Un carillon en do dièse tinta dans ses oreilles ; avec une étrange sensation de soulagement, il sentit ses boyaux se vider dans son pantalon. L’Américain le rattrapa dans ses bras, l’air très surpris, triste et seul. Le géologue ouvrit la bouche. Une boule de salive gela sur ses lèvres. Quel hypocrite j’ai été ! songea-t-il.

Joe mit près d’une demi-heure pour traîner l’Allemand sur dix des vingt mètres qui les séparaient de l’écoutille de Jotunheim. C’était une terrible dépense d’énergie et de volonté, mais il avait la certitude de trouver des fournitures médicales à l’intérieur de la base et était déterminé à sauver la vie de celui pour qui, à peine cinq jours plus tôt, il était parti traverser mille trois cents kilomètres de glace inutilisable afin de le tuer. Il avait besoin de benjoin, de coton hydrophile, de pinces hémostatiques, d’une aiguille et de fil. Il avait également besoin de morphine, de couvertures et des flammes rougeoyantes d’un gros poêle allemand. L’horreur et la fragrance de la vie, de la vie rouge et fumante, dégagées par la traînée de sang de l’Allemand sur la neige, était un reproche pour Joe. Le reproche de quelque chose de beau et d’estimable, comme l’innocence, que la banquise l’avait poussé à trahir. En cherchant à se venger, il s’était allié avec la banquise, avec cette topographie blanche sans fin, avec les dents de scie et les crevasses de la mort.

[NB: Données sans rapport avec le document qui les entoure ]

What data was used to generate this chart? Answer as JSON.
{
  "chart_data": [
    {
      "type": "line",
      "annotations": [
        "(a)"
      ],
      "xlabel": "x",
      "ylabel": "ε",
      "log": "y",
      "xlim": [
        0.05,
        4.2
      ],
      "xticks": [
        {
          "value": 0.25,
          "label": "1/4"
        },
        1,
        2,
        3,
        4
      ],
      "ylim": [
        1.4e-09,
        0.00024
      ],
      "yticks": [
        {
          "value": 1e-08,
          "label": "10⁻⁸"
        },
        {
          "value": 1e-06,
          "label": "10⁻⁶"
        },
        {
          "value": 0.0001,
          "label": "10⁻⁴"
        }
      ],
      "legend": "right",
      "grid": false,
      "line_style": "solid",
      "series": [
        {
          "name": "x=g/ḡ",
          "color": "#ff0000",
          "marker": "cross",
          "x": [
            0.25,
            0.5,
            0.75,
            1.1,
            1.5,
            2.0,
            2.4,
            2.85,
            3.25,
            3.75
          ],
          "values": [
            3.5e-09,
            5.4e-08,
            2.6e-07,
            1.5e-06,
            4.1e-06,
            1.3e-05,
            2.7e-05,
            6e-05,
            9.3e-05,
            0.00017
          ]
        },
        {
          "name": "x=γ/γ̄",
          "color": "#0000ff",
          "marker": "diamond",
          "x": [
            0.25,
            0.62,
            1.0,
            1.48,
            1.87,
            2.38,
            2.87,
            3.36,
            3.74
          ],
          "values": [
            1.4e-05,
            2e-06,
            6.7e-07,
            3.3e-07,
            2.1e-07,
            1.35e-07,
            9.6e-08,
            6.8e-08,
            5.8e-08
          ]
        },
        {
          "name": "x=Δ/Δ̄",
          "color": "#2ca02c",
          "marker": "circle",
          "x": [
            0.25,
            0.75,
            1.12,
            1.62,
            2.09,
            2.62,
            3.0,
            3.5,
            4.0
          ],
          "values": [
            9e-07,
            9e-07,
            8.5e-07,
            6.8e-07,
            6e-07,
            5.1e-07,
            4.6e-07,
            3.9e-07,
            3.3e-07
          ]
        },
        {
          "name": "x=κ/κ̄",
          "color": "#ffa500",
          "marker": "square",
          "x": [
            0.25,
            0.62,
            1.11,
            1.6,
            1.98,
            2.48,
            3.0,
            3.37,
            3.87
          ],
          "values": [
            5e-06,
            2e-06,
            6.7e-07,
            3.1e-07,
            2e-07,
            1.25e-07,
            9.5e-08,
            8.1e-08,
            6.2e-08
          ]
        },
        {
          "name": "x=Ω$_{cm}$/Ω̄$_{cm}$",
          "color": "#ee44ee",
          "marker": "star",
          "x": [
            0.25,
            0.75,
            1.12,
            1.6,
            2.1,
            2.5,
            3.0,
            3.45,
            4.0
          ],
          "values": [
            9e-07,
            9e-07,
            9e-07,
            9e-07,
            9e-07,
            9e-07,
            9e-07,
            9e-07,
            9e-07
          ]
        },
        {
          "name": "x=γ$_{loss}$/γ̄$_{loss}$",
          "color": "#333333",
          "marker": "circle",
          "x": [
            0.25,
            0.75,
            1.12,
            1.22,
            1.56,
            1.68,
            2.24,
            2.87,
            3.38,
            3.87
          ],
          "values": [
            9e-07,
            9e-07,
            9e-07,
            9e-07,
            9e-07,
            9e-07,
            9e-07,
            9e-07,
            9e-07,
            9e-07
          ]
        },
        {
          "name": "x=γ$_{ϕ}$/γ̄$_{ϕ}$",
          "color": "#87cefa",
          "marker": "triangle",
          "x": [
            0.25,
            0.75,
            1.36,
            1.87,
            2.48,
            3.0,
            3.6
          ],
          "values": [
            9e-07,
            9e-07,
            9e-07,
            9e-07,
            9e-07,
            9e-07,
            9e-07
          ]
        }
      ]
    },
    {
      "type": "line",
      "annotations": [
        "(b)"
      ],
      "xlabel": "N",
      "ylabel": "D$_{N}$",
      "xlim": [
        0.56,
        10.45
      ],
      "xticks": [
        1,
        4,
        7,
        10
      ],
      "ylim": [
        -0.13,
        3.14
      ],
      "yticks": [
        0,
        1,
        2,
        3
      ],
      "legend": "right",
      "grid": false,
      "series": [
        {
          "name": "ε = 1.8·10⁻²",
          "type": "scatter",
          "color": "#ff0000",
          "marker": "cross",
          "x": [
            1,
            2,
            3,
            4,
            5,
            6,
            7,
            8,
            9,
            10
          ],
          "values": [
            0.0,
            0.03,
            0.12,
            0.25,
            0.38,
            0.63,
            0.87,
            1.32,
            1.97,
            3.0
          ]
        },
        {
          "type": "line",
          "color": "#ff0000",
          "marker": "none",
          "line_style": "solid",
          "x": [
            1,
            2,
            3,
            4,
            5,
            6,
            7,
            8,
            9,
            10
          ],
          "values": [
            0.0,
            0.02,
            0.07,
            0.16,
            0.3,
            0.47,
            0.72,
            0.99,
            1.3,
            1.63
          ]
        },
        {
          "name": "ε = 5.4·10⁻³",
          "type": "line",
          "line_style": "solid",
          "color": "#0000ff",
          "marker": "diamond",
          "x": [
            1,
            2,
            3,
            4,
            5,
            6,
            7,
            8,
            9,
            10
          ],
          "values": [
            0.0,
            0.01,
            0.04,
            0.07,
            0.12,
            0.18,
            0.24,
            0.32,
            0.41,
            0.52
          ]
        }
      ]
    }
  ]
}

Rien de ce qui lui était déjà arrivé, pas plus la mise à mort d’Huître que le pitoyable dernier soupir de John Wesley Shannenhouse, ni la mort de son père, ni l’internement de sa mère et de son grand-père, pas même la noyade de son cher petit frère, ne lui avaient brisé le cœur aussi effroyablement que la prise de conscience, à mi-chemin de l’écoutille en zinc givrée de la base allemande, qu’il tirait un cadavre derrière lui.